Daniel n’est pas seulement un fidèle serviteur de Dieu, il est aussi très compétent et efficace dans son travail professionnel. Il est promu à cause de ses capacités, qui viennent de Dieu, et parce qu’il se montre digne de confiance. Au ch. 6, les chefs et les satrapes, jaloux de son succès et voulant empêcher qu’il soit nommé au-dessus d’eux, cherchent des motifs pour l’accuser ; ils n’en trouvent aucun. Nous lisons ce témoignage éclatant concernant la qualité de son travail au service de l’Etat : il n’a commis ni négligence, ni erreur (6.5).

 

 

Conclusion

 

On ne peut pas chiffrer l’influence d’un homme comme Daniel. Par la foi, il a exercé la justice et fermé la gueule des lions (Héb 11.33). Par sa vie et par son témoignage, dans un contexte humain très défavorable, il a fait réfléchir sérieusement Neboukadnetsar et Darius, amenant chacun de ces deux grands rois à confesser la grandeur et la puissance de son Dieu.
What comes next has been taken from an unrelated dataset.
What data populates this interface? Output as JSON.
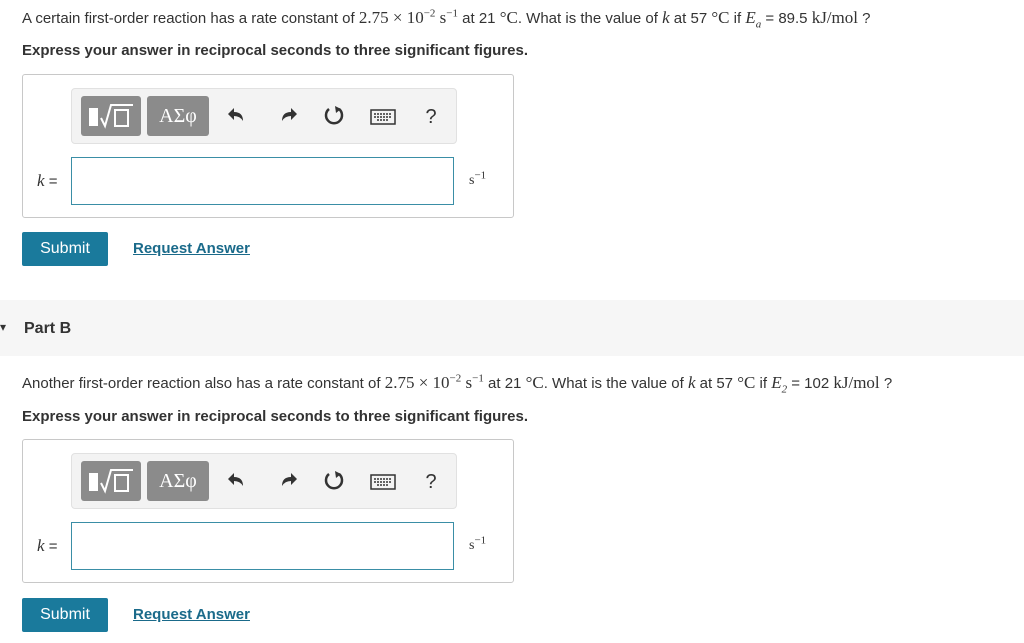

C’est à cause du témoignage de Daniel que Darius, roi païen, a composé le poème magnifique que le prophète nous rapporte dans son livre (Dan 6.27-28), poème qui inspire des chants encore de nos jours !

 

Que ces réflexions nous encouragent aussi à prier pour nos responsables politiques, et plus spécialement pour les croyants qui, exerçant d’importantes responsabilités dans le service de l’Etat, ont la possibilité d’apporter là aussi un témoignage chrétien.

 

A.K.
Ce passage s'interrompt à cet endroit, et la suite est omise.